Securing Strong Letters of Support

Terra cotta mailboxes.

Applications and nominations often require accompanying letters of support. What can you do to ensure that your letters are as strong as possible?

Match your referee to the award. Before requesting a letter, ask yourself: who can best speak to your eligibility for a particular award?



  • For a teaching award, it can be helpful to have a past student or mentee write on your behalf. They can address your impact as a teacher and a mentor and how it has impacted their own professional trajectory, research, etc. It is also helpful to ask someone who is/has been responsible for evaluating your teaching; this individual can likely speak to your pedagogical approach, course materials, and the effectiveness of your teaching.
  • Reviewers for a travel grant, such as a Fulbright, will want to hear from someone who you’ve collaborated with internationally, or who can address your ability to serve as a cultural ambassador (i.e. collegiality, cultural adaptability, and sensitivity to, and appreciation for, cultural diversity). 
  • For research awards, consider letters from your chair, the dean of your college (in some cases), dean of research, past collaborators, and/or top researchers in your field. For the latter, it can be helpful to have someone outside your university speak to the impact of your research on their work, on the work of others, or on an area of study.


If you are early career faculty, your references should no longer be comprised solely of your dissertation committee or postdoc advisor.

This can make you appear like a student and doesn’t shine a light on your new role as faculty member. Think about how you can expand your references in your first years as a faculty member. For instance, early on it will be good to include referees from your own institution who can speak to how you are establishing yourself as an independent researcher and as a valued colleague.

Read instructions closely

If the application says references are optional, provide references. But make sure your letters will enhance your application. Be mindful of advice about who not to use for a reference. For example, the following is the Sloan Foundation’s advice to applicants for a Sloan Research Fellowship:

“Selection Committees recommend that letters of support be submitted by someone who can speak objectively and knowledgeably about the quality and significance of a nominee’s work.

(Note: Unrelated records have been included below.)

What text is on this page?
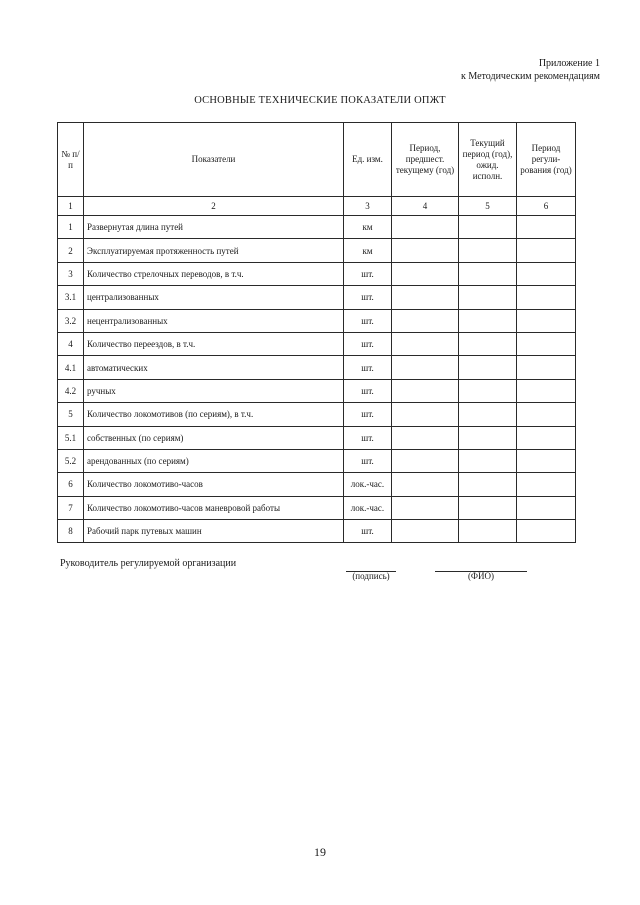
Приложение 1
к Методическим рекомендациям
ОСНОВНЫЕ ТЕХНИЧЕСКИЕ ПОКАЗАТЕЛИ ОПЖТ
№ п/п	Показатели	Ед. изм.	Период, предшест. текущему (год)	Текущий период (год), ожид. исполн.	Период регули-рования (год)
1	2	3	4	5	6
1	Развернутая длина путей	км			
2	Эксплуатируемая протяженность путей	км			
3	Количество стрелочных переводов, в т.ч.	шт.			
3.1	централизованных	шт.			
3.2	нецентрализованных	шт.			
4	Количество переездов, в т.ч.	шт.			
4.1	автоматических	шт.			
4.2	ручных	шт.			
5	Количество локомотивов (по сериям), в т.ч.	шт.			
5.1	собственных (по сериям)	шт.			
5.2	арендованных (по сериям)	шт.			
6	Количество локомотиво-часов	лок.-час.			
7	Количество локомотиво-часов маневровой работы	лок.-час.			
8	Рабочий парк путевых машин	шт.			
Руководитель регулируемой организации
(подпись)	(ФИО)
19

Letters submitted by co-authors, personal associates, or professional mentors are, in this sense, less useful to Selection Committees than letters submitted by those with more professional distance from a nominee’s work.”

Here the Foundation suggests that you avoid references who may be seen as having a clear bias or a conflict of interest when writing on your behalf.

Additionally, many awards specify the need for letters from scholars outside your home institution. Be on the lookout for such advice. It is important to have at least one individual write on your behalf, who is not from UB. This is especially true in the case of research awards. Ideally, your nominator should be from outside UB.

Seek referees who are past recipients

These individuals were selected because they fit the profile of who the granting organization funds. Given that, they have gained a certain level of credibility in terms of speaking to the potential of a future awardee. Whenever possible, reach out to past collaborators, current or past colleagues, etc. who have won the award that you are applying to. And, of course, seek their support in other ways: ask for advice, sample materials, and/or ask if they are willing to read your materials before submission. 

You can located awards received by your colleagues in the UB Awards Recipient Database

Draft materials before contacting referees

Your referees are busy and writing letters can be taxing when multiplied across all of one’s contacts. Make it easier to support your application by doing the following:

  • Contact referees early, but not so early that they will forget that you have asked for their help. Ideally, you should ask for a letter of support with at least one month lead time. It is fine to ask earlier, you may, however, need to send periodic reminders.
  • Provide drafts of materials so that your referees understand your proposed project and past work, and always provide an updated CV.
  • Guide your referees by letting them know what you would like them to highlight about your candidacy. This can also help assure that all of your letters do not read the same. Consider asking each referee to address different aspects of your candidacy based on your individual relationship/history. In some cases, the instructions will provide details on what letter writers should address. Make sure to clearly convey this to your referees.
  • Provide phrases and content that referees can directly use in their letters. The easier you make the process, the more likely you will receive a strong letter. If you are providing exact phrases/sentences, make sure not to provide the same info to each of your referees.

Set clear deadlines

The semester gets busy, so it is important to provide an internal deadline that is before the actual deadline. Set internal deadlines for yourself to send reminders to your referees. 

Do not recycle letters

If someone wrote for you in the past, make sure that you highlight what has changed about your candidacy. You want to avoid outdated letters at all costs. Reviewers can tell when a letter has been recycled. For some awards, your application may stay active for 2-3 years. In this case, it is still important to update your packet with the most relevant information.